Code to enumerate permutations in Scala

Given a Seq, one can already have permutations by invoking the permutations method.

scala> List(1,2,3).permutations.mkString("\n")
res3: String = 
List(1, 2, 3)
List(1, 3, 2)
List(2, 1, 3)
List(2, 3, 1)
List(3, 1, 2)
List(3, 2, 1)

Furthermore there is also a method for combinations:

scala> List(1,2,3).combinations(2).mkString("\n")
res4: String = 
List(1, 2)
List(1, 3)
List(2, 3)

Regarding your implementation I would say three things:

(1) Its good looking

(2) Provide an iterator (which is the std collections approach that allows to discard elements). Otherwise, you can get lists with 1000! elements which may not fit in memory.

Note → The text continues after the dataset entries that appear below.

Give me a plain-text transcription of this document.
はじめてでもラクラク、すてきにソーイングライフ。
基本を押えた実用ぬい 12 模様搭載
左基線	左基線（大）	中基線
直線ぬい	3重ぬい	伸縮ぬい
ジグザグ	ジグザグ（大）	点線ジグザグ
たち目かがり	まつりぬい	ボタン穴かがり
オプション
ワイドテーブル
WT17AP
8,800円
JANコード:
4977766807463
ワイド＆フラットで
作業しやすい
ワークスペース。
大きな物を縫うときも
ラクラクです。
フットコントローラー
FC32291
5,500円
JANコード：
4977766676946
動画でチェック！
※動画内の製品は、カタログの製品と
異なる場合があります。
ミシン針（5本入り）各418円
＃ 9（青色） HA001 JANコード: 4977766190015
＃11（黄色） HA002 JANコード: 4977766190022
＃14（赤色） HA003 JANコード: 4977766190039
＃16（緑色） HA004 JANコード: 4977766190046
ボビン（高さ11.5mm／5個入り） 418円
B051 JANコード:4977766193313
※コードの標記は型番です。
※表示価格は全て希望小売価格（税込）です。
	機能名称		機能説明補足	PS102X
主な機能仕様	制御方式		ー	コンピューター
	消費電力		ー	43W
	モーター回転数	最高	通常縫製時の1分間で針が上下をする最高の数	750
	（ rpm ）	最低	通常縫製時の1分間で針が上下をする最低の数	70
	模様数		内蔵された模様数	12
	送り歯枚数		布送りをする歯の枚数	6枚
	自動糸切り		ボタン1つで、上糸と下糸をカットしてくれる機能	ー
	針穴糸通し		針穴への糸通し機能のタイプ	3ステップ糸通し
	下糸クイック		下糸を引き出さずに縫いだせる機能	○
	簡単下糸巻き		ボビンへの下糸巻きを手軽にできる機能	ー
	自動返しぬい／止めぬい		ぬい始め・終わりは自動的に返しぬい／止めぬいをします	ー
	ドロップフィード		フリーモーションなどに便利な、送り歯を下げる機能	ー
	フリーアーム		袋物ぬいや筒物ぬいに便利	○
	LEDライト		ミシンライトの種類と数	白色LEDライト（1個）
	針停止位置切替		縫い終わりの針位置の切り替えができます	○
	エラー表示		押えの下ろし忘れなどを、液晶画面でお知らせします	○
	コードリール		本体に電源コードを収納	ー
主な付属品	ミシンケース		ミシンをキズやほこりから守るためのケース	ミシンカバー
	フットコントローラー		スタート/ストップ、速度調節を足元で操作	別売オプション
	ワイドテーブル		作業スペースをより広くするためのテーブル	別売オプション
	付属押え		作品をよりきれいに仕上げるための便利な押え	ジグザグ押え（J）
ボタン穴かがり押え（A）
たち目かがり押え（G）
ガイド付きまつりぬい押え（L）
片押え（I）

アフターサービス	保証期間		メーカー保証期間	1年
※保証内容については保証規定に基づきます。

scala> val longList = List((1 to 1000):_*)
longList: List[Int] = List(1, 2, 3,...


scala> permutations(longList)
java.lang.OutOfMemoryError: Java heap space
    at scala.collection.immutable.List.$colon$colon(List.scala:67)
    at .interleave(<console>:11)
    at .interleave(<console>:11)
    at .interleave(<console>:11)

(3) You should remove duplicated permutations (as observed by Luigi), since :

scala> permutations(List(1,1,3))
res4: List[List[Int]] = List(List(1, 1, 3), List(1, 1, 3), List(1, 3, 1), List(1, 3, 1), List(3, 1, 1), List(3, 1, 1))

scala> List(1,1,3).permutations.toList
res5: List[List[Int]] = List(List(1, 1, 3), List(1, 3, 1), List(3, 1, 1))

Consider the difference here: your version

scala> permutations(List(1,1,2)) foreach println
List(1, 1, 2)
List(1, 1, 2)
List(1, 2, 1)
List(1, 2, 1)
List(2, 1, 1)
List(2, 1, 1)

The reference version:

scala> List(1,1,2).permutations foreach println
List(1, 1, 2)
List(1, 2, 1)
List(2, 1, 1)

Maybe this thread is already well-saturated, but I thought I'd throw my solution into the mix:

Assuming no repeat elements:

def permList(l: List[Int]): List[List[Int]] = l match {
   case List(ele) => List(List(ele))
   case list =>
     for {
       i <- List.range(0, list.length)
       p <- permList(list.slice(0, i) ++ list.slice(i + 1, list.length))
     } yield list(i) :: p
}

With repeat elements, preventing duplicates (not as pretty):

def permList(l: List[Int]): List[List[Int]] = l match {
  case List(ele) => List(List(ele))
  case list =>
    for {
      i <- List.range(0, list.length)
      val traversedList = list.slice(0, i)
      val nextEle = list(i)
      if !(traversedList contains nextEle)
      p <- permList(traversedList ++ list.slice(i + 1, list.length))
    } yield list(i) :: p
}

It's potentially not the most "list-y", given that it uses slice and an index on the list, but it's rather concise and a slightly different way of looking at it. It works by singling out each element in the list and computing the permutations of what's remaining, and then concatenating the single element to each of those permutations. If there's a more idiomatic way to do this, I'd love to hear about it.